For the study, researchers conducted a phase 1/2 clinical trial to treat recurrent glioblastoma via an oncolytic virus and pembrolizumab — an ICI used to treat conditions including lung cancer, head and neck cancer, and melanoma.

To do so, they enrolled 49 patients with glioblastoma at an average age of 53 years old. All patients had previously received radiotherapy and temozolomide- a drug that works by stopping the growth of cancer cells in the body.

In the trial, patients were treated with one dose of the oncolytic virus, and pembrolizumab 7 days later for an average of 153 days. Three patients completed a full two-year course of pembrolizumab therapy.

Ultimately, only 10.4% of patients responded to the drug combination.

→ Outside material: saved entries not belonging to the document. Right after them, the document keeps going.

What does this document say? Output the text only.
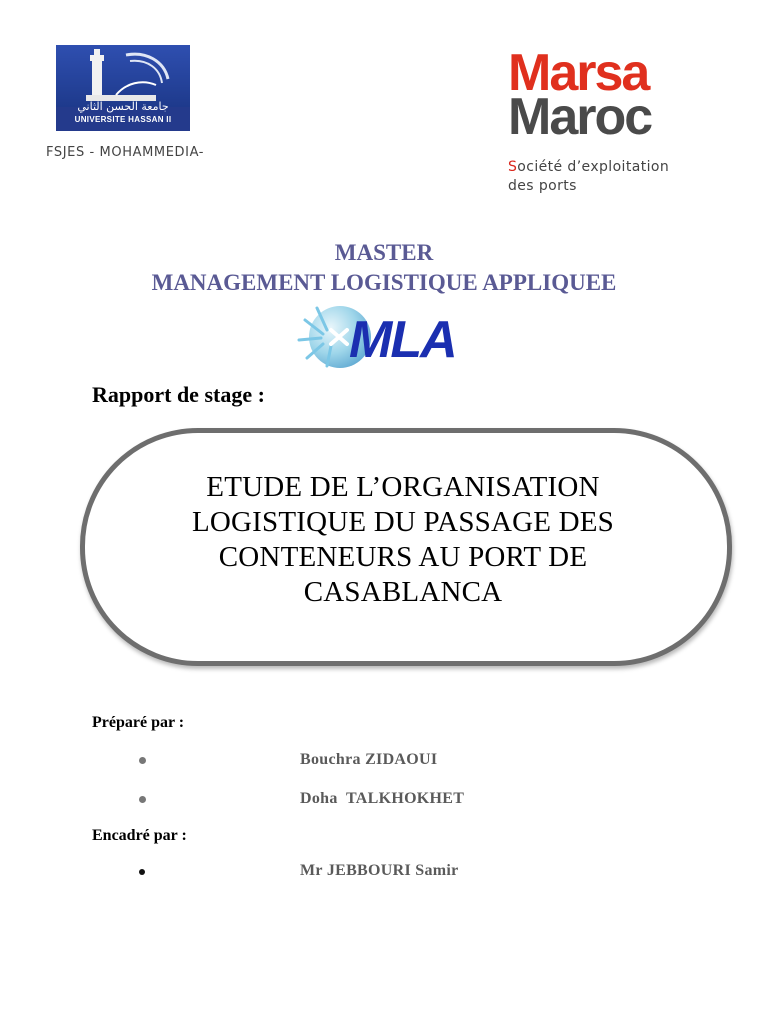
جامعة الحسن الثاني
UNIVERSITE HASSAN II
FSJES - MOHAMMEDIA-
Marsa
Maroc
Société d’exploitation
des ports
MASTER
MANAGEMENT LOGISTIQUE APPLIQUEE
MLA
Rapport de stage :
ETUDE DE L’ORGANISATION
LOGISTIQUE DU PASSAGE DES
CONTENEURS AU PORT DE
CASABLANCA
Préparé par :
Bouchra ZIDAOUI
Doha  TALKHOKHET
Encadré par :
Mr JEBBOURI Samir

However, patients survived for an average of 12.5 months — a significant increase from the 6–8 months with existing therapies.

Meanwhile, 56.2% of patients reported stable disease or better, and three patients completed treatments with durable responses and remained alive 45, 48, and 60 months later.

Dr. Naveed Wagle, a neuro-oncologist at Pacific Neuroscience Institute in Santa Monica, CA, and associate professor of translational neurosciences at Saint John’s Cancer Institute in Santa Monica, CA, not involved in the study, told MNT:

“The brain is thought to be a protective environment and keeps most immune processes from functioning as they would in the body. […] In cancer care, it unfortunately also means that many immunotherapies are not as effective in treating cancer in the brain and certainly in treating gliomas.”

“In this study, the researchers used an oncolytic virus that selectively replicates in the cancerous cells. This allows the immune system to be able to target these cells. It also potentially allows immunotherapy such as checkpoint inhibitors to work on these cells,” he added.

When asked about what the findings may mean for treating glioblastoma, Dr. Wagle noted that the study is still early stage. While the doses show good safety results, he noted that the study does not show that the treatment is effective for treating gliomas.

“The results are promising but not conclusive of efficacy. The study is not big enough to evaluate the efficacy of this type of therapy,” he noted.

“The main positive implication of this study is the oncolytic virus can change the immune environment in the cancer/glioma environment. This could potentially allow immunotherapy to be more effective in combating the cancers of the brain. Viral therapy can be a potential treatment therapy but also a means to allow other therapies to work better in the brain,” he concluded.